O senhor poderia explicar melhor sua atuação na comarca de Caratinga?
Nós temos três promotorias criminais na comarca de Caratinga. Uma delas, uma delas compete a atuação nos casos que envolvam crimes dolosos, crimes intencionais contra a vida e, portanto, no Tribunal do Júri. Mas, nós atuamos, me permita assim simplificar, em um terço de todas as demandas criminais dos mais variados tipos. Então, se nós pudéssemos colher num balaio todas as situações de crimes, um terço desses casos vem para esta Promotoria de Justiça. Um terço para a 3ª Promotoria de Justiça, que acompanha os casos da 1ª Vara Criminal. Um terço para a 2ª Promotoria de Justiça, que acompanha os casos que compitam a 2ª Vara Criminal, sendo que também a 2ª Promotoria de Justiça concerne os casos de violência doméstica familiar contra a mulher, desde que esses casos não sejam casos de crimes dolosos contra a vida, quer dizer, feminicídios tentados ou consumados. Feminicídios tentados ou consumados são da competência do Tribunal do Júri, portanto, cabe a mim neles atuar. A 3ª Promotoria de Justiça, que a 1ª Vara Criminal, atua também nos casos das execuções penais, ou seja, aqueles cidadãos que já tenham uma condenação pelo menos provisória e que devam, pelo menos provisoriamente, cumprir uma pena.

Quais são suas considerações finais?
Me sinto muito feliz como promotor de Justiça em exercício na comarca de Caratinga, atuando especialmente aqui no Tribunal do Júri.
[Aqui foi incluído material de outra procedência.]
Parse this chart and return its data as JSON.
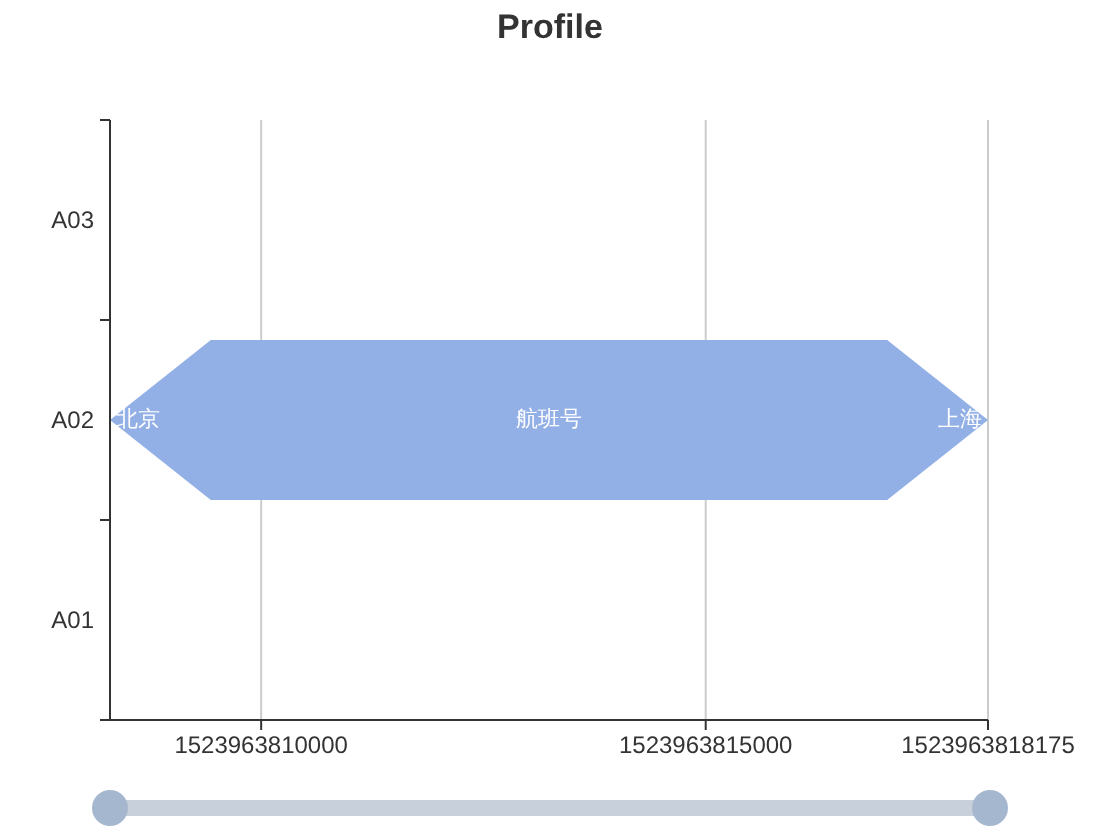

Compreendo que o júri tem um papel de ampliação da civilidade numa sociedade. Me sinto muito comprometido, portanto, com essa tarefa de contribuir para o reforço dos valores civilizatórios na cidade e comarca de Caratinga. Sinto-me a viver, na verdade, uma oportunidade muito grande, não somente de enriquecimento pessoal, de me nutrir profissionalmente com tal vivência, mas também de muito contribuir com esta comunidade.